The position of J Street has often been awfully weak in the face of Israeli extremism.
The group’s latest statement is a little tougher and necessarily so:
J Street is deeply concerned about increasing tension in Jerusalem and provocative actions being taken by the Israeli government and settler groups there that threaten prospects for agreement on the city’s status and borders as part of a negotiated two-state solution.
Jerusalem’s ultimate status and borders should be negotiated and resolved as part of an agreement between Israeli and Palestinian authorities. We believe such an agreement will ultimately recognize that Israel’s capital is Jerusalem and that the capital of the future Palestinian state will be East Jerusalem. J Street supports Jewish neighborhoods in East Jerusalem being incorporated as part of Israel in a new border arrangement that includes equal land swaps.… Exact details should be worked out in negotiations with the parties.
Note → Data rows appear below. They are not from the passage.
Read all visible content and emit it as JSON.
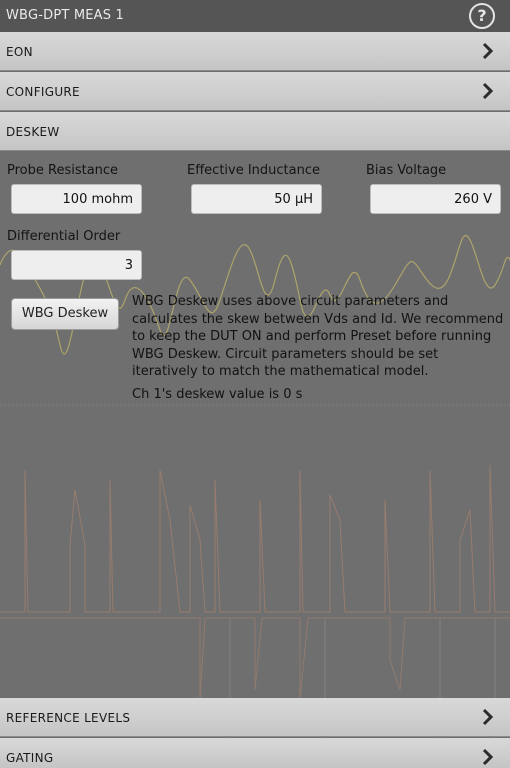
{
  "window": {
    "title": "WBG-DPT MEAS 1",
    "help_icon": "help-circle-icon"
  },
  "sections": {
    "eon": "EON",
    "configure": "CONFIGURE",
    "deskew": "DESKEW",
    "reference_levels": "REFERENCE LEVELS",
    "gating": "GATING"
  },
  "deskew": {
    "probe_resistance_label": "Probe Resistance",
    "probe_resistance_value": "100 mohm",
    "effective_inductance_label": "Effective Inductance",
    "effective_inductance_value": "50 µH",
    "bias_voltage_label": "Bias Voltage",
    "bias_voltage_value": "260 V",
    "differential_order_label": "Differential Order",
    "differential_order_value": "3",
    "button_label": "WBG Deskew",
    "description": "WBG Deskew uses above circuit parameters and calculates the skew between Vds and Id. We recommend to keep the DUT ON and perform Preset before running WBG Deskew. Circuit parameters should be set iteratively to match the mathematical model.",
    "status": "Ch 1's deskew value is 0 s"
  },
  "colors": {
    "background": "#6f6f6f",
    "titlebar": "#555555",
    "waveform_yellow": "#b7ad6a",
    "waveform_orange": "#a8826c"
  }
}
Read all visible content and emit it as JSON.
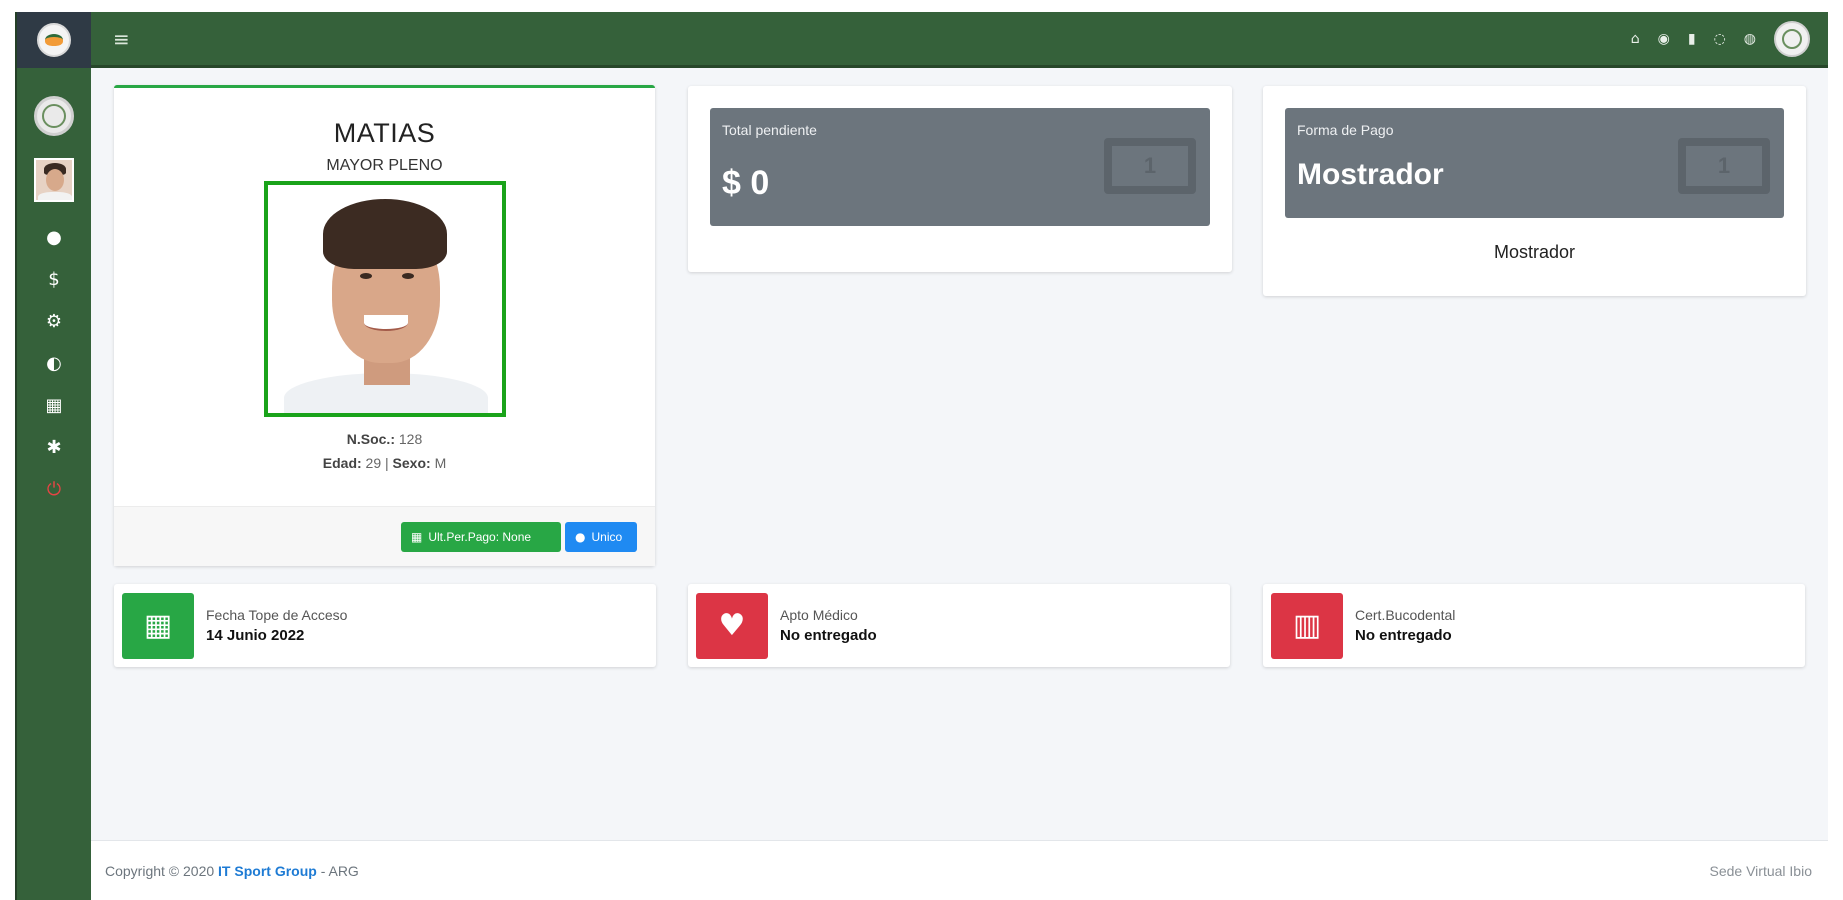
{
  "topbar": {
    "menu_icon": "hamburger-icon",
    "icons": [
      "home-icon",
      "eye-icon",
      "document-icon",
      "chat-icon",
      "messages-icon"
    ]
  },
  "sidebar": {
    "icons": [
      "info-icon",
      "dollar-icon",
      "settings-icon",
      "shield-icon",
      "calendar-icon",
      "tools-icon",
      "power-icon"
    ]
  },
  "profile": {
    "name": "MATIAS",
    "category": "MAYOR PLENO",
    "nsoc_label": "N.Soc.:",
    "nsoc_value": "128",
    "edad_label": "Edad:",
    "edad_value": "29",
    "separator": "|",
    "sexo_label": "Sexo:",
    "sexo_value": "M",
    "btn_payment": "Ult.Per.Pago: None",
    "btn_type": "Unico"
  },
  "pending": {
    "label": "Total pendiente",
    "value": "$ 0"
  },
  "payment": {
    "label": "Forma de Pago",
    "value": "Mostrador",
    "sub": "Mostrador"
  },
  "stats": [
    {
      "label": "Fecha Tope de Acceso",
      "value": "14 Junio 2022",
      "color": "#28a745",
      "icon": "calendar-icon"
    },
    {
      "label": "Apto Médico",
      "value": "No entregado",
      "color": "#dc3545",
      "icon": "heart-pulse-icon"
    },
    {
      "label": "Cert.Bucodental",
      "value": "No entregado",
      "color": "#dc3545",
      "icon": "teeth-icon"
    }
  ],
  "footer": {
    "copyright": "Copyright © 2020",
    "company": "IT Sport Group",
    "suffix": "- ARG",
    "right": "Sede Virtual Ibio"
  },
  "colors": {
    "header": "#35613a",
    "success": "#28a745",
    "danger": "#dc3545",
    "secondary": "#6c757d",
    "primary": "#1f8af2"
  }
}
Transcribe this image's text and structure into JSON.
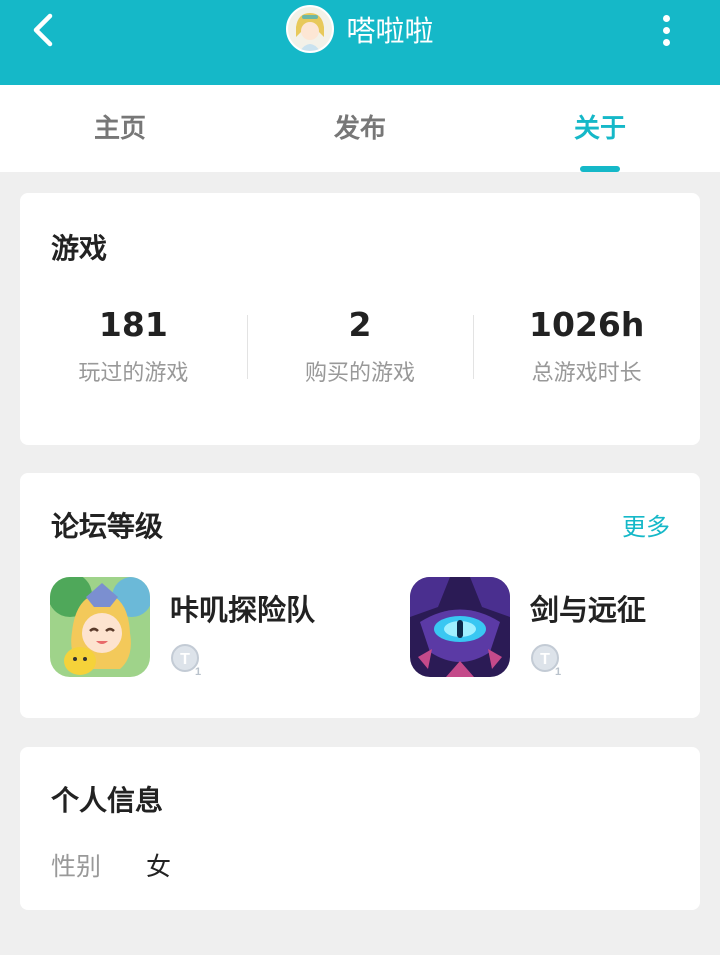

In advance of such an agreement, J Street urges the U.S. government to forcefully oppose provocative, unilateral actions – including new construction of Jewish housing in the eastern part of the city, evictions, demolitions, and unwarranted revocation of residency status – that will make the ultimate resolution of this issue even more difficult.
J Street condemns the eviction of the fourth Palestinian family this year from their home in the Sheik Jarrah neighborhood of occupied East Jerusalem pursuant to an Israeli High Court order.… J Street regards the immediate installment of Israeli settlers in the supposedly illegal structure as not only a violation of Israel’s obligations under international law but also an affront to traditional Jewish conceptions of justice and fairness.
J Street is also troubled by figures revealed this week which show that Israel stripped a record number of Palestinians of their Jerusalem residency status in 2008, and the accompanying freedom of movement and insurance benefits.… In total, 4,577 Palestinians were deprived of their Jerusalem residency status last year, as compared to 8,558 for the entire period between 1967 and the end of 2007.
Failure to achieve a two-state solution to the Israeli-Palestinian conflict is an existential threat to the state of Israel as a democratic home for the Jewish people. Unilateral and provocative actions in East Jerusalem that make the two-state solution less and less likely undercut the long-term interests of the state of Israel and those who support it.
We urge the United States and American political leaders to seek an end to actions that only serve to move us further from the goal of a negotiated two-state solution and a lasting peace in the region and to refrain from steps, rhetorical or practical, that inflame an already tense situation.… For example, visiting East Jerusalem for fundraisers on properties recently seized from Arab families, as Mike Huckabee recently did, or laying cornerstones for new developments for Jewish residents in an historically Arab part of the city, as New York Assemblyman Dov Hikind did, only inflames tensions and makes conflict not peace more likely.